A startup accidentally spent $30,000 on AI tokens in a month. Here is what they learned.
Published by AINave Editorial • Reviewed by Ramit
A small startup accidentally ran a $30,000 AI token bill in one month and decided it was worth it. The story from Turbo AI co-founder Sarthak Dhawan reveals how easy it is to overspend on AI coding tools, and more importantly, what practical fixes work without killing shipping velocity.
Turbo AI, an AI learning tool with about 10 people, averages around $20,000 per month on AI tooling costs. In April, that bill jumped to roughly $30,000. The cause was not a bigger team or a sudden surge in output. The culprit was Claude Code fast mode, a setting Dhawan left on without realizing how much it cost per token.
What happened
Dhawan, who dropped out of college in 2023 to build Turbo AI with co-founder Rudy, says the team never set a tight budget for AI token spending. There is no formal approval process. Spending is loosely tracked because it is tied to momentum and output. In April, a high-velocity shipping month pushed token consumption higher, and fast mode made each token more expensive.
"When I turned fast mode on and left it on, that's when my bill skyrocketed," Dhawan told Business Insider. The setting made Claude Code feel faster but cost significantly more. The team crossed $13 million in lifetime revenue this year, and Dhawan views the spike as an acceptable cost of fast shipping.
Why AI builders should care
For any team shipping AI products, token costs can creep up fast without a clear signal. The tension is real: faster AI-generated code means more output, but it also creates a less transparent codebase. Dhawan noted that as Claude writes more of the code, engineers lose depth of understanding of the codebase. "The code base shifts into this entity that you don't understand," he said. At the same time, avoiding AI tooling would mean being "way less productive."
This tradeoff matters for founders and developers relying on AI coding tools.

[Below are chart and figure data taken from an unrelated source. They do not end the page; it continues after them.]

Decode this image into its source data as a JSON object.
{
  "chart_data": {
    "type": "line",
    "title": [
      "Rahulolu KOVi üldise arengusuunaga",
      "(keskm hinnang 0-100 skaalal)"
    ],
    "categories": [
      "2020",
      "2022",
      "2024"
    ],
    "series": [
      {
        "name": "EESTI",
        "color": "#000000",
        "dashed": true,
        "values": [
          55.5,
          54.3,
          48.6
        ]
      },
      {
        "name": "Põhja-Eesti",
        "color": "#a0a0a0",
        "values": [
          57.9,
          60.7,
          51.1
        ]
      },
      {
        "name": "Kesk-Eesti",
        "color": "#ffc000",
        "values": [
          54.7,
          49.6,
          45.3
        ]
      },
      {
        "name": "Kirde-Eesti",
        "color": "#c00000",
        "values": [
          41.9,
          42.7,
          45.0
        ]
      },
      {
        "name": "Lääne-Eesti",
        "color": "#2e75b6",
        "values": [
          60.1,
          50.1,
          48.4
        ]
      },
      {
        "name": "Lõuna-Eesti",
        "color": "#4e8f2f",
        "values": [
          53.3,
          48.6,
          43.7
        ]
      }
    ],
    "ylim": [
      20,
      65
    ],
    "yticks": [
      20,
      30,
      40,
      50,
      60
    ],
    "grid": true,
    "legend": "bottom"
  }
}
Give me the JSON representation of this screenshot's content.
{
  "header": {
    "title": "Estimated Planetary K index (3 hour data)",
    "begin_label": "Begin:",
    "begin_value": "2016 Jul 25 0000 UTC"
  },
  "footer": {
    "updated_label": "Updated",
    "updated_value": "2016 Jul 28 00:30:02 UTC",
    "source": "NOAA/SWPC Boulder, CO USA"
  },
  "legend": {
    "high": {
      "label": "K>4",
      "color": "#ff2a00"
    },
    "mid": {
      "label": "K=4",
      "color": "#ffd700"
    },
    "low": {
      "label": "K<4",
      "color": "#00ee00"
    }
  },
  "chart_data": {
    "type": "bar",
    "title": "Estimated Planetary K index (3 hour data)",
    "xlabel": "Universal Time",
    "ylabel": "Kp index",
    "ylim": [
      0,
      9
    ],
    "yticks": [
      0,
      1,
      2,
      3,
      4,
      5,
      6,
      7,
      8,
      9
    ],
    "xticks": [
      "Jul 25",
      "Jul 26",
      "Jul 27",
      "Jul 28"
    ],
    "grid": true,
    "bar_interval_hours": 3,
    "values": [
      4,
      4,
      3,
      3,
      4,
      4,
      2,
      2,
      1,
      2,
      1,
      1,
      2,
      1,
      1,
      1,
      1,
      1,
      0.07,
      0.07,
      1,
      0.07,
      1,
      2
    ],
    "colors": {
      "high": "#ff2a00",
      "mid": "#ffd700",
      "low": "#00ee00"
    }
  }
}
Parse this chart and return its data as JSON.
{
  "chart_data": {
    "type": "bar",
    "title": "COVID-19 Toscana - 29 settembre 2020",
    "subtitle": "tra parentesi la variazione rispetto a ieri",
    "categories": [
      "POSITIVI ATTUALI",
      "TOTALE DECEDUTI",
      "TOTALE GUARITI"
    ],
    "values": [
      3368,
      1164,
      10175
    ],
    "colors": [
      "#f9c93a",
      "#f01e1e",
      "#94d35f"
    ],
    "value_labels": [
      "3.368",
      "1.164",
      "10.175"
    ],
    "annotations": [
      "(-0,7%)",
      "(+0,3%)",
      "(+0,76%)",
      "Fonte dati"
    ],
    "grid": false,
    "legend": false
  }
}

The risk is not just cost but also codebase opacity, where architectural decisions become invisible to the team.
Practical implications
Turbo AI found easy wins that reduced token spend without sacrificing output quality. Dhawan now flips fast mode on only when pairing and latency matters. Otherwise, the team keeps it off. "Switching out of fast mode barely made a difference in the speed of output. Normal mode is plenty fast, and the quality's the same," he said.
Other savings include using lighter models for simple tasks and not dumping entire codebases into context. These are straightforward patterns that any AI builder can adopt. The team is not stressing over every dollar, but the cost-aware defaults are worth hundreds or thousands each month.
Caveats
This is a single case study from a very small team (10 people) with a high-revenue product. Token costs and governance practices will vary significantly across organizations and tooling beyond Claude Code frequencies. The evidence comes entirely from one founder's account and may not reflect broader patterns. Teams building on different models or with different shipping cadences should treat these findings as directional, not universal.
FAQs
Why did a startup spend $30,000 on AI tokens in a month?

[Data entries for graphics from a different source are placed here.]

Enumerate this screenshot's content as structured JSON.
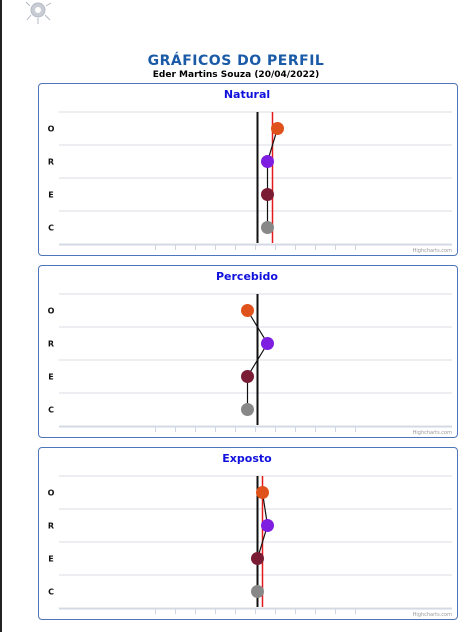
{
  "page": {
    "title": "GRÁFICOS DO PERFIL",
    "subtitle": "Eder Martins Souza (20/04/2022)",
    "credit": "Highcharts.com"
  },
  "chart_data": [
    {
      "type": "line",
      "title": "Natural",
      "categories": [
        "O",
        "R",
        "E",
        "C"
      ],
      "xlim": [
        -5,
        5
      ],
      "center_line": 0,
      "reference_line": 0.75,
      "series": [
        {
          "points": [
            {
              "category": "O",
              "x": 1.0,
              "color": "#e0521b"
            },
            {
              "category": "R",
              "x": 0.5,
              "color": "#7d1ee0"
            },
            {
              "category": "E",
              "x": 0.5,
              "color": "#7a1c33"
            },
            {
              "category": "C",
              "x": 0.5,
              "color": "#888888"
            }
          ]
        }
      ]
    },
    {
      "type": "line",
      "title": "Percebido",
      "categories": [
        "O",
        "R",
        "E",
        "C"
      ],
      "xlim": [
        -5,
        5
      ],
      "center_line": 0,
      "reference_line": null,
      "series": [
        {
          "points": [
            {
              "category": "O",
              "x": -0.5,
              "color": "#e0521b"
            },
            {
              "category": "R",
              "x": 0.5,
              "color": "#7d1ee0"
            },
            {
              "category": "E",
              "x": -0.5,
              "color": "#7a1c33"
            },
            {
              "category": "C",
              "x": -0.5,
              "color": "#888888"
            }
          ]
        }
      ]
    },
    {
      "type": "line",
      "title": "Exposto",
      "categories": [
        "O",
        "R",
        "E",
        "C"
      ],
      "xlim": [
        -5,
        5
      ],
      "center_line": 0,
      "reference_line": 0.25,
      "series": [
        {
          "points": [
            {
              "category": "O",
              "x": 0.25,
              "color": "#e0521b"
            },
            {
              "category": "R",
              "x": 0.5,
              "color": "#7d1ee0"
            },
            {
              "category": "E",
              "x": 0.0,
              "color": "#7a1c33"
            },
            {
              "category": "C",
              "x": 0.0,
              "color": "#888888"
            }
          ]
        }
      ]
    }
  ]
}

The spike occurred during a high-velocity shipping month at Turbo AI, when Claude Code fast mode was left on, increasing per-token costs significantly. The team, which normally spends around $20,000 per month, saw the bill jump to roughly $30,000 as a result. The co-founder said fast mode made the tool feel faster but cost more per token.
How can startups balance speed and cost when using AI tooling?
Startups can default to standard mode for routine coding tasks, reserve fast mode only for latency-sensitive pairing, use lighter models for simple tasks, and avoid dumping entire codebases into model context. These are low-effort, high-impact practices. Turbo AI found that switching out of fast mode had no noticeable impact on output speed or quality. The team also keeps a loose eye on spending without a formal approval process.
What is Claude Code fast mode and why does it increase token usage?
Claude Code fast mode is a setting that makes token processing feel faster, but it costs more per token. When left enabled continuously, it can dramatically increase monthly bills. Turbo AI co-founder Sarthak Dhawan discovered that turning it on and leaving it on caused his bill to skyrocket. Now the team uses it only when pairing and latency matters.
What fixes help reduce AI token spending without sacrificing productivity?
Defaulting to standard mode, using lighter models for simple tasks, and avoiding large context dumps are effective, low-friction fixes. Turbo AI implemented these changes and reported no loss in output speed or quality. The team also found that standard mode is plenty fast for most work.